L’obiettivo finale non è solo l’assistenza materiale, ma il risveglio dell’umanità attraverso gesti concreti. Le iniziative che le organizzazioni di volontari italiani mettono in pratica per sollevare dalla sofferenza le persone ricoverate sono innumerevoli e non si limitano alla sola Giornata mondiale del malato (11 febbraio). Una delle ultime si chiama “L’Armadio della Gentilezza” ed è promossa dall’associazione Stremao Onlus Odv in collaborazione con la Asl Toscana centro, nell’ospedale Santo Stefano di Prato. L’idea è semplice: in una città storicamente ricca di tessuti, il bene più prezioso resta la capacità di coprire le fragilità altrui con un gesto di pura cortesia. Ecco quindi che in uno degli armadi del pronto soccorso, l’associazione ogni settimana mette a disposizione dei sacchetti contenenti pigiama, spazzolino da denti, pantofole e tutto l’occorrente per trascorrere con dignità la degenza. “Sono gli operatori sanitari e i medici a indicare le persone che per diverse ragioni si trovano temporaneamente sprovvisti di beni essenziali”, spiega al Sir Francesca Squilloni, presidente di Stremao.
Con “L’Armadio della Gentilezza vogliamo offrire un aiuto concreto e immediato a chi si trova in un momento di fragilità, un piccolo gesto che può restituire dignità, conforto e attenzione alle persone ricoverate”.

(Foto Usl Toscana)
L’idea dell’armadio è nata dalla frequentazione dei volontari nei reparti, quando si sono accorti che molti anziani provenienti dalle case di cura o stranieri restavano per settimane con indosso solo il camice di carta fornito dall’ospedale, senza biancheria pulita o un cambio portato dai familiari. Prima ancora dell’arrivo dei kit, l’associazione ha donato 700 coperte nuove allo stesso ospedale, per sostituire quelle ormai logore dopo il periodo Covid-19, e ha avviato un altro progetto chiamato “Trillino”. In questo caso, “Due volte a settimana – racconta Squilloni – i volontari facilitano la comunicazione tra gli anziani ricoverati e i loro parenti a casa. Usano un tablet collegato a una vecchia cornetta telefonica per rendere il gesto familiare anche a chi ha difficoltà con la tecnologia, evitando che i pazienti si sentano ‘persi’ nel circuito del pronto soccorso”.

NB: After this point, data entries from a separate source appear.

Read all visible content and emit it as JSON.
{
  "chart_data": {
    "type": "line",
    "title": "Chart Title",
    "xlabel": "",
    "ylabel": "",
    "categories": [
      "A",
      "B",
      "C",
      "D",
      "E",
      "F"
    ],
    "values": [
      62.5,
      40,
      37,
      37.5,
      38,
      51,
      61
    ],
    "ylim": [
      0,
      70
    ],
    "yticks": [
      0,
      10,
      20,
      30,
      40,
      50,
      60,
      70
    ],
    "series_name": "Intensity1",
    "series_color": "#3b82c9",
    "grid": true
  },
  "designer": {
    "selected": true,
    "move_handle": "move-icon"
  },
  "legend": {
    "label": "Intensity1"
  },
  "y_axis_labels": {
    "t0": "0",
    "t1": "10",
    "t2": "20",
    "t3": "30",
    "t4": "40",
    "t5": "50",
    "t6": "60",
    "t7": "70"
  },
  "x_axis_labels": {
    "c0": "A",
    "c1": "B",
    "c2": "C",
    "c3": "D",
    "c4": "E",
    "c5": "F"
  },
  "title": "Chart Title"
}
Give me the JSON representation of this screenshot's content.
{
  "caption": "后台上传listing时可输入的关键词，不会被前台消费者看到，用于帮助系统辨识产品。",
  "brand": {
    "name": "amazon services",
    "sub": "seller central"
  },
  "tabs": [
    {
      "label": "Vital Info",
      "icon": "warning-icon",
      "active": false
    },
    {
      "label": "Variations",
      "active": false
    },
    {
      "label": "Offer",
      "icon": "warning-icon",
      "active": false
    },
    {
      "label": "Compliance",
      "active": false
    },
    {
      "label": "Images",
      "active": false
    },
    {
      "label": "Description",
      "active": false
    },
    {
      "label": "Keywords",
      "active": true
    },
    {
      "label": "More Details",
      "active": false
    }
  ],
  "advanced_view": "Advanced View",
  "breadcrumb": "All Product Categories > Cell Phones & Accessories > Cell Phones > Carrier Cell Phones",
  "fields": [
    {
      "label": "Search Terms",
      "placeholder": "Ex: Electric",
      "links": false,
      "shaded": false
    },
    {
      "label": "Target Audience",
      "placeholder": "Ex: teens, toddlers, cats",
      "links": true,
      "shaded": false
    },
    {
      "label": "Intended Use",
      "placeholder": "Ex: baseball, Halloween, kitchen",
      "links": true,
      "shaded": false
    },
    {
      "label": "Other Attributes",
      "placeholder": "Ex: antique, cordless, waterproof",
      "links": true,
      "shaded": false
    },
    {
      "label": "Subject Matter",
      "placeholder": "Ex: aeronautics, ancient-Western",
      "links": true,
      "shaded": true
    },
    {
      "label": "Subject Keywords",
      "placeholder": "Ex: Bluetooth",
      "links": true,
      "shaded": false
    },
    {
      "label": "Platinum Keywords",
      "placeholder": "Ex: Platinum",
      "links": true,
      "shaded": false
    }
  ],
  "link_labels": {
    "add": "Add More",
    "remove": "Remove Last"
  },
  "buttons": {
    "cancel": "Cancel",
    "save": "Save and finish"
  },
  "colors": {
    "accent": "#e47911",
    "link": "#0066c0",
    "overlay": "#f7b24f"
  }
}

Stremao è un esempio di come la solidarietà possa nascere dal basso. La sua storia è cominciata con un viaggio per aiutare i terremotati di Norcia, dieci anni fa. La svolta però si è avverata al ritorno, quando l’incontro con una madre di Prato che non mangiava da giorni ha spinto il gruppo a guardarsi intorno, nel proprio quartiere. Quando i volontari andarono a trovarla, scoprirono che lei e le sue bambine stavano sopravvivendo solo con acqua e dado. Un nuovo appello per lei ebbe un successo incredibile e la signora, commossa e stremata dalle difficoltà, ripeteva continuamente quelle parole: “Sono stremata”. Da qui è nato il nome dell’associazione, Stremao, che nel dialetto toscano richiama proprio la condizione di fatica. “Oggi – ricorda la presidente – quella signora si è rimessa in piedi, ha trovato lavoro e le sue figlie sono grandi, ma il gruppo nato da quell’incontro è cresciuto fino a contare oltre 20mila sostenitori”.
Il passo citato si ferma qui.